Il a de bonnes raisons de s’inquiéter : les responsables israéliens ont déjà déclaré que des troupes resteraient en permanence dans le camp une fois l’opération terminée. « Nous avons déclaré la guerre au terrorisme palestinien en Cisjordanie », a déclaré le ministre de la défense, Israël Katz, lors d’une visite au camp de Jénine la semaine dernière. « Une fois l’opération terminée, les forces de l’IDF [armée israélienne] resteront dans le camp pour s’assurer que la terreur ne reviendra pas ».
Un autre élément qui a rendu cette opération militaire pire que les précédentes est que les forces israéliennes n’ont pas seulement forcé les résidents à quitter leurs maisons, mais leur ont ordonné de se rassembler dans une zone à l’extérieur de la porte qui a une signification profonde, à la fois symbolique et historique. C’est là qu’il y a plus de deux ans, une journaliste américano-palestinienne du nom de Shireen Abu Akleh a été abattue par un tireur d’élite israélien.
Il ne s’agit pas seulement du lieu où elle a été tuée, mais aussi d’un endroit qui incarne la lutte que mène le camp depuis des décennies contre les incursions militaires israéliennes et les déplacements de population. Il est marqué par un mémorial de fortune qui a été maintes fois détruit au bulldozer et profané par les forces israéliennes. Le fait d’obliger les résidents à fuir et à se rassembler à cet endroit rappelle brutalement la violence que les réfugiés du camp ont subie depuis qu’ils ont été chassés de leurs maisons d’origine en 1948 – et renforce le sentiment qu’on est en sécurité nulle part, pas même quand on est les journalistes.

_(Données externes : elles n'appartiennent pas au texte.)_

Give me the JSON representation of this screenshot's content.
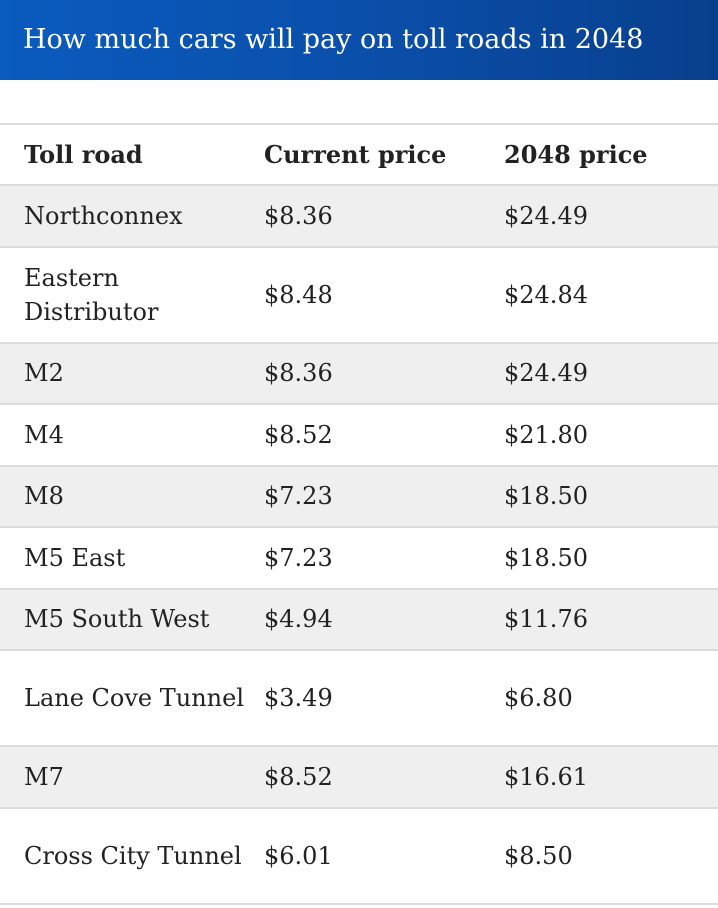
{
  "title": "How much cars will pay on toll roads in 2048",
  "table": {
    "headers": [
      "Toll road",
      "Current price",
      "2048 price"
    ],
    "rows": [
      {
        "road": "Northconnex",
        "current": "$8.36",
        "future": "$24.49"
      },
      {
        "road": "Eastern Distributor",
        "current": "$8.48",
        "future": "$24.84"
      },
      {
        "road": "M2",
        "current": "$8.36",
        "future": "$24.49"
      },
      {
        "road": "M4",
        "current": "$8.52",
        "future": "$21.80"
      },
      {
        "road": "M8",
        "current": "$7.23",
        "future": "$18.50"
      },
      {
        "road": "M5 East",
        "current": "$7.23",
        "future": "$18.50"
      },
      {
        "road": "M5 South West",
        "current": "$4.94",
        "future": "$11.76"
      },
      {
        "road": "Lane Cove Tunnel",
        "current": "$3.49",
        "future": "$6.80"
      },
      {
        "road": "M7",
        "current": "$8.52",
        "future": "$16.61"
      },
      {
        "road": "Cross City Tunnel",
        "current": "$6.01",
        "future": "$8.50"
      }
    ]
  }
}
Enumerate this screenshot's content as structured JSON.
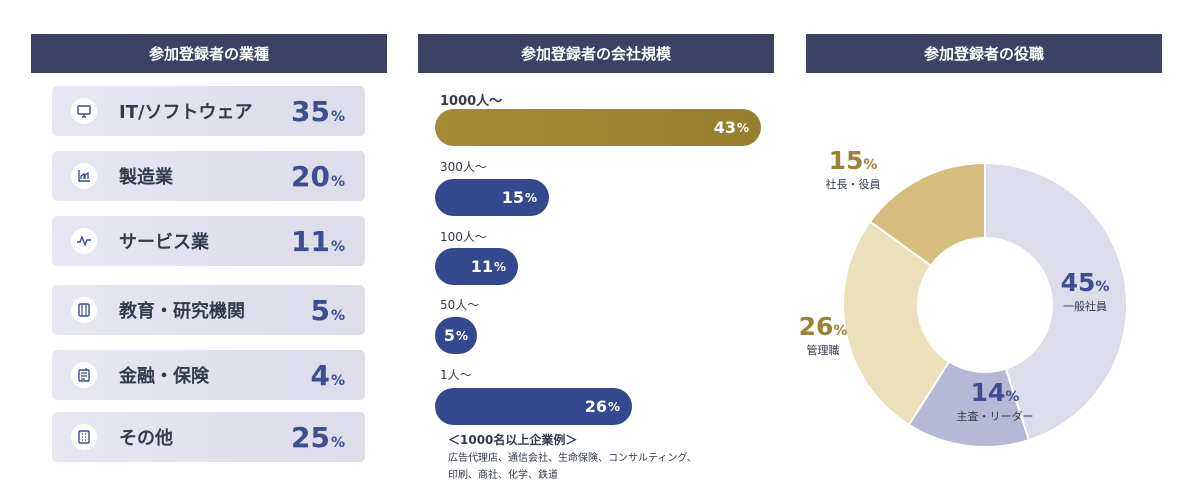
{
  "headers": {
    "industry": "参加登録者の業種",
    "size": "参加登録者の会社規模",
    "role": "参加登録者の役職"
  },
  "percent_sign": "%",
  "industries": [
    {
      "label": "IT/ソフトウェア",
      "value": "35",
      "icon": "monitor-icon"
    },
    {
      "label": "製造業",
      "value": "20",
      "icon": "factory-chart-icon"
    },
    {
      "label": "サービス業",
      "value": "11",
      "icon": "pulse-icon"
    },
    {
      "label": "教育・研究機関",
      "value": "5",
      "icon": "book-icon"
    },
    {
      "label": "金融・保険",
      "value": "4",
      "icon": "finance-doc-icon"
    },
    {
      "label": "その他",
      "value": "25",
      "icon": "building-icon"
    }
  ],
  "company_sizes": [
    {
      "label": "1000人～",
      "value": "43"
    },
    {
      "label": "300人～",
      "value": "15"
    },
    {
      "label": "100人～",
      "value": "11"
    },
    {
      "label": "50人～",
      "value": "5"
    },
    {
      "label": "1人～",
      "value": "26"
    }
  ],
  "note": {
    "title": "＜1000名以上企業例＞",
    "line1": "広告代理店、通信会社、生命保険、コンサルティング、",
    "line2": "印刷、商社、化学、鉄道"
  },
  "roles": [
    {
      "label": "一般社員",
      "value": "45"
    },
    {
      "label": "主査・リーダー",
      "value": "14"
    },
    {
      "label": "管理職",
      "value": "26"
    },
    {
      "label": "社長・役員",
      "value": "15"
    }
  ],
  "colors": {
    "header_bg": "#3b4264",
    "accent_blue": "#3d4d8f",
    "accent_gold": "#9a8335",
    "donut_general": "#dcdcea",
    "donut_leader": "#b6b8d6",
    "donut_manager": "#ece0ba",
    "donut_exec": "#d4bd7e"
  },
  "chart_data": [
    {
      "type": "table",
      "title": "参加登録者の業種",
      "categories": [
        "IT/ソフトウェア",
        "製造業",
        "サービス業",
        "教育・研究機関",
        "金融・保険",
        "その他"
      ],
      "values": [
        35,
        20,
        11,
        5,
        4,
        25
      ],
      "unit": "%"
    },
    {
      "type": "bar",
      "title": "参加登録者の会社規模",
      "categories": [
        "1000人～",
        "300人～",
        "100人～",
        "50人～",
        "1人～"
      ],
      "values": [
        43,
        15,
        11,
        5,
        26
      ],
      "unit": "%",
      "orientation": "horizontal",
      "xlim": [
        0,
        43
      ]
    },
    {
      "type": "pie",
      "title": "参加登録者の役職",
      "donut": true,
      "categories": [
        "一般社員",
        "主査・リーダー",
        "管理職",
        "社長・役員"
      ],
      "values": [
        45,
        14,
        26,
        15
      ],
      "unit": "%"
    }
  ]
}
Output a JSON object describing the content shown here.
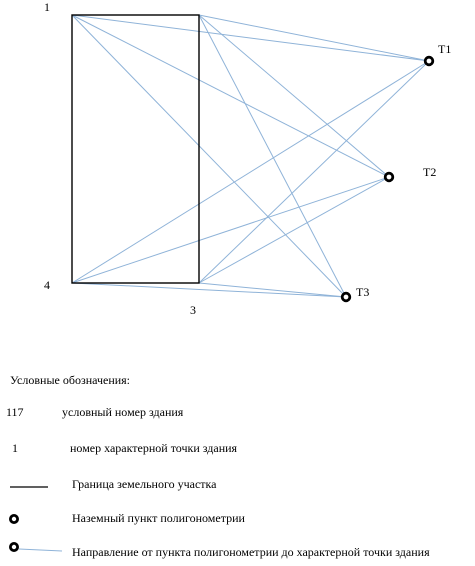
{
  "colors": {
    "boundary": "#000000",
    "sight_lines": "#8fb3d8",
    "station": "#000000"
  },
  "diagram": {
    "points": [
      {
        "label": "1",
        "role": "building-corner"
      },
      {
        "label": "",
        "role": "building-corner"
      },
      {
        "label": "3",
        "role": "building-corner"
      },
      {
        "label": "4",
        "role": "building-corner"
      }
    ],
    "stations": [
      {
        "label": "T1"
      },
      {
        "label": "T2"
      },
      {
        "label": "T3"
      }
    ]
  },
  "legend": {
    "title": "Условные обозначения:",
    "items": [
      {
        "symbol": "117",
        "text": "условный номер здания",
        "icon": "number-text"
      },
      {
        "symbol": "1",
        "text": "номер характерной точки здания",
        "icon": "number-text"
      },
      {
        "symbol": "",
        "text": "Граница земельного участка",
        "icon": "black-line"
      },
      {
        "symbol": "",
        "text": "Наземный пункт полигонометрии",
        "icon": "ring-marker"
      },
      {
        "symbol": "",
        "text": "Направление от пункта полигонометрии до характерной точки здания",
        "icon": "ring-with-line"
      }
    ]
  }
}
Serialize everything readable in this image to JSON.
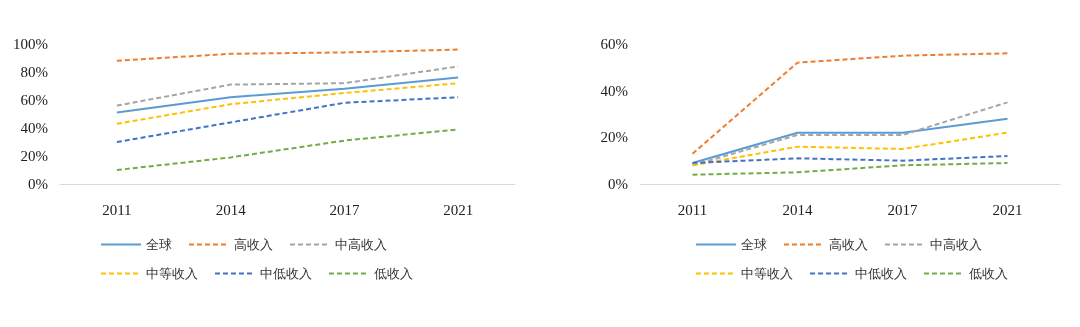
{
  "chart_data": [
    {
      "type": "line",
      "categories": [
        "2011",
        "2014",
        "2017",
        "2021"
      ],
      "ylim": [
        0,
        100
      ],
      "yticks": [
        {
          "value": 0,
          "label": "0%"
        },
        {
          "value": 20,
          "label": "20%"
        },
        {
          "value": 40,
          "label": "40%"
        },
        {
          "value": 60,
          "label": "60%"
        },
        {
          "value": 80,
          "label": "80%"
        },
        {
          "value": 100,
          "label": "100%"
        }
      ],
      "grid": false,
      "legend": "bottom",
      "marker": "none",
      "line_style": "dashed",
      "series": [
        {
          "name": "全球",
          "color": "#5b9bd5",
          "values": [
            51,
            62,
            68,
            76
          ],
          "line_style": "solid"
        },
        {
          "name": "高收入",
          "color": "#ed7d31",
          "values": [
            88,
            93,
            94,
            96
          ]
        },
        {
          "name": "中高收入",
          "color": "#a5a5a5",
          "values": [
            56,
            71,
            72,
            84
          ]
        },
        {
          "name": "中等收入",
          "color": "#ffc000",
          "values": [
            43,
            57,
            65,
            72
          ]
        },
        {
          "name": "中低收入",
          "color": "#4472c4",
          "values": [
            30,
            44,
            58,
            62
          ]
        },
        {
          "name": "低收入",
          "color": "#70ad47",
          "values": [
            10,
            19,
            31,
            39
          ]
        }
      ]
    },
    {
      "type": "line",
      "categories": [
        "2011",
        "2014",
        "2017",
        "2021"
      ],
      "ylim": [
        0,
        60
      ],
      "yticks": [
        {
          "value": 0,
          "label": "0%"
        },
        {
          "value": 20,
          "label": "20%"
        },
        {
          "value": 40,
          "label": "40%"
        },
        {
          "value": 60,
          "label": "60%"
        }
      ],
      "grid": false,
      "legend": "bottom",
      "marker": "none",
      "line_style": "dashed",
      "series": [
        {
          "name": "全球",
          "color": "#5b9bd5",
          "values": [
            9,
            22,
            22,
            28
          ],
          "line_style": "solid"
        },
        {
          "name": "高收入",
          "color": "#ed7d31",
          "values": [
            13,
            52,
            55,
            56
          ]
        },
        {
          "name": "中高收入",
          "color": "#a5a5a5",
          "values": [
            8,
            21,
            21,
            35
          ]
        },
        {
          "name": "中等收入",
          "color": "#ffc000",
          "values": [
            8,
            16,
            15,
            22
          ]
        },
        {
          "name": "中低收入",
          "color": "#4472c4",
          "values": [
            9,
            11,
            10,
            12
          ]
        },
        {
          "name": "低收入",
          "color": "#70ad47",
          "values": [
            4,
            5,
            8,
            9
          ]
        }
      ]
    }
  ]
}
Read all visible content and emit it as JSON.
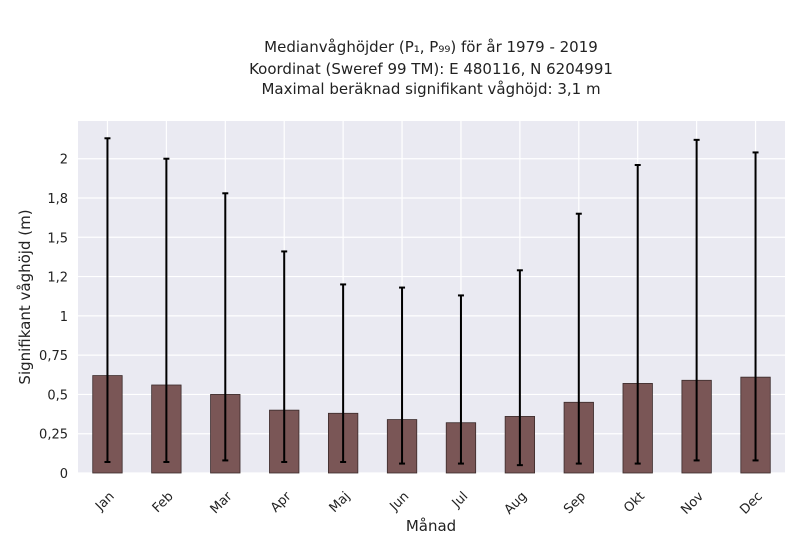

Abu Sariyeh a déclaré que le message avait été transmis par un quadcopter militaire qui planait devant sa maison et qu’une voix désincarnée lui avait demandé de se rendre à cet endroit avec sa famille et ses voisins.
« Lorsque nous sommes finalement arrivés, les soldats ont séparé les femmes des hommes, qui ont été photographiés à leur tour. Mon frère a été détenu avec d’autres hommes, tandis que d’autres ont été autorisés à partir », m’a-t-il raconté. « Nous nous dirigeons maintenant vers la maison de ma tante à Wadi Burqin[une ville située à trois miles à l’ouest de Jénine] avec seulement les vêtements que nous portons sur le dos et nos cartes d’identité ».
Son regret de quitter sa maison et le camp était immédiatement évident. « Nous aurions dû prendre des photos de notre maison. Nous aurions dû lui dire au revoir. Ou mieux encore, nous aurions dû rester ».
Publié le 9 février 2025 par Politico.